Physics Department, Sapienza University of Rome, P.le A.Moro, 5 00185 Rome, Italy.
J Chem Phys. 2011 Jul 21;135(3):034504. doi: 10.1063/1.3610367.
In this paper, we describe nuclear magnetic resonance measurements of water diffusion in highly confined and heterogeneous colloidal systems using an anomalous diffusion model. For the first time, temporal and spatial fractional exponents, α and μ, introduced within the framework of continuous time random walk, are simultaneously measured by pulsed gradient spin-echo NMR technique in samples of micro-beads dispersed in aqueous solution. In order to mimic media with low and high level of disorder, mono-dispersed and poly-dispersed samples are used.
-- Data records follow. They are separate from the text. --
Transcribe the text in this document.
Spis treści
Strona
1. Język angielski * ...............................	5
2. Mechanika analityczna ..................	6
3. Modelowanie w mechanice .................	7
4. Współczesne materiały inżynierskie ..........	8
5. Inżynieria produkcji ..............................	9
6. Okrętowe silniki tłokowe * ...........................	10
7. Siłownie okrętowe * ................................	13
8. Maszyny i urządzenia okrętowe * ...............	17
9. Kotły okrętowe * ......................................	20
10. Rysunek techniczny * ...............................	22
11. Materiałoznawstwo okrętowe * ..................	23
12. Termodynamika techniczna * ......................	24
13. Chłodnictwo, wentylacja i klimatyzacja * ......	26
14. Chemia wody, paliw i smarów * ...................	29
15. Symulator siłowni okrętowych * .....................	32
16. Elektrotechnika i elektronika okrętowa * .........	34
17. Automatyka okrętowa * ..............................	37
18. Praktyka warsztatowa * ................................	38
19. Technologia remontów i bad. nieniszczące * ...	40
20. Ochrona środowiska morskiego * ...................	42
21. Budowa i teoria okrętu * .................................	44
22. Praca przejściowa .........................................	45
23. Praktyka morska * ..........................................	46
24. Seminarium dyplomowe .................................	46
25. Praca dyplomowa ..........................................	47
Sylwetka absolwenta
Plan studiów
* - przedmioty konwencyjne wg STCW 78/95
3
We find that the exponent α depends on the disorder degree of the system. Conversely, the exponent μ depends on both bead sizes and magnetic susceptibility differences within samples. The new procedure proposed here may be a useful tool to probe porous materials and microstructural features of biological tissue.
本文采用异常扩散模型,通过核磁共振测量方法,对高度受限且不均匀胶体系统中的水扩散进行了研究。本文首次在连续时间无规行走的框架内,通过脉冲梯度自旋回波 NMR 技术,同时测量了微珠在水相溶液中分散样品的时间和空间分数阶指数α和μ。为了模拟低无序度和高无序度的介质,本文使用了单分散和多分散的样品。结果发现,指数α取决于系统的无序程度。相反,指数μ既取决于珠粒大小,又取决于样品内的磁导率差异。本文提出的新方法可能是探测多孔材料和生物组织微观结构特征的有用工具。